Friday, February 3, 2012

XXIII anatomy

Anatomy you're kicking all my glutes,
From max. to med. to little minimus,
You only deal in bony absolutes,
Your humerus is not so humorous.
It's getting on my last sciatic nerve,
How much of you there is to memorize:
Like all the ways in which a spine can curve,
My brain is just as tired as my eyes.
From C7 (that's cervical) to tail,
I've got to find and number every bone,
At "lumbo sacral" all my senses fail,
"Oh what a piece of work is man!" I moan.
   This list is just the tip of the iceberg,
    Leave my deeper functions alone, you perve.

Thursday, February 2, 2012

XXII pancakes

You are so stacked it's quite hard not to drool,
It doesn't matter to me if you stuff
With blueberries or nuts, even plain's cool,
You smell so dreamy I can't get enough.
Oh Pancakes, you're the paragon of sweet.
You rise high, far above all breakfast food.
You queen it over bacon, eggs, complete--
ly self assured, and buttery to boot.
You're always happy to experiment,
With jelly's, jams, and honeys of all kinds,
When you sport only syrup I'm content,
Then you wear chocolate chips and blow my mind.
     This love affair will not make me thinner,
      Breakfast takes over even my dinner.

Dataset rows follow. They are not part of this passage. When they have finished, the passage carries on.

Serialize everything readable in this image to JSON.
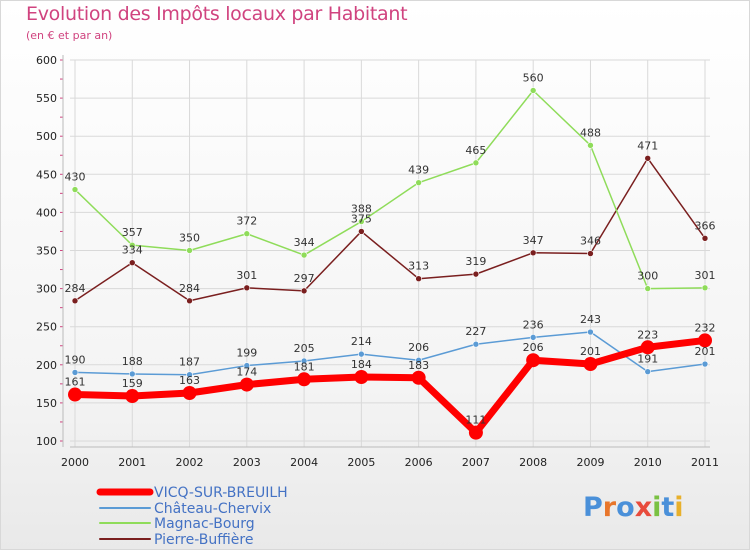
{
  "chart_data": {
    "type": "line",
    "title": "Evolution des Impôts locaux par Habitant",
    "subtitle": "(en € et par an)",
    "xlabel": "",
    "ylabel": "",
    "ylim": [
      100,
      600
    ],
    "yticks": [
      100,
      150,
      200,
      250,
      300,
      350,
      400,
      450,
      500,
      550,
      600
    ],
    "categories": [
      "2000",
      "2001",
      "2002",
      "2003",
      "2004",
      "2005",
      "2006",
      "2007",
      "2008",
      "2009",
      "2010",
      "2011"
    ],
    "grid": true,
    "legend": "bottom-left",
    "series": [
      {
        "name": "VICQ-SUR-BREUILH",
        "color": "#ff0000",
        "values": [
          161,
          159,
          163,
          174,
          181,
          184,
          183,
          111,
          206,
          201,
          223,
          232
        ],
        "labels": [
          "161",
          "159",
          "163",
          "174",
          "181",
          "184",
          "183",
          "111",
          "206",
          "201",
          "223",
          "232"
        ]
      },
      {
        "name": "Château-Chervix",
        "color": "#5b9bd5",
        "values": [
          190,
          188,
          187,
          199,
          205,
          214,
          206,
          227,
          236,
          243,
          191,
          201
        ],
        "labels": [
          "190",
          "188",
          "187",
          "199",
          "205",
          "214",
          "206",
          "227",
          "236",
          "243",
          "191",
          "201"
        ]
      },
      {
        "name": "Magnac-Bourg",
        "color": "#8fdc5a",
        "values": [
          430,
          357,
          350,
          372,
          344,
          388,
          439,
          465,
          560,
          488,
          300,
          301
        ],
        "labels": [
          "430",
          "357",
          "350",
          "372",
          "344",
          "388",
          "439",
          "465",
          "560",
          "488",
          "300",
          "301"
        ]
      },
      {
        "name": "Pierre-Buffière",
        "color": "#7a1f1f",
        "values": [
          284,
          334,
          284,
          301,
          297,
          375,
          313,
          319,
          347,
          346,
          471,
          366
        ],
        "labels": [
          "284",
          "334",
          "284",
          "301",
          "297",
          "375",
          "313",
          "319",
          "347",
          "346",
          "471",
          "366"
        ]
      }
    ]
  },
  "logo": {
    "text": "Proxiti"
  }
}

Wednesday, February 1, 2012

XXI Capt. Tightpants

Some men win every war to which they ride,
And fly home righteous on the winds of Fate,
Which clearly will be ever on their side,
Because their morals are both pure and straight.
Some men fight just so they might run again,
Or run, so that they'll get to fight some more,
Or breathe free air, or choose what kind of pain
The might inflict when settling old sore scores.
Some people find life in the in-between,
In nowhere, and the freedom that it grants,
Their ethics aren't particularly clean,
And they look mighty handsome in tight pants.
    You heart flies true, whatever's in your hold,
    You'll ever float my boat Captain Reynolds.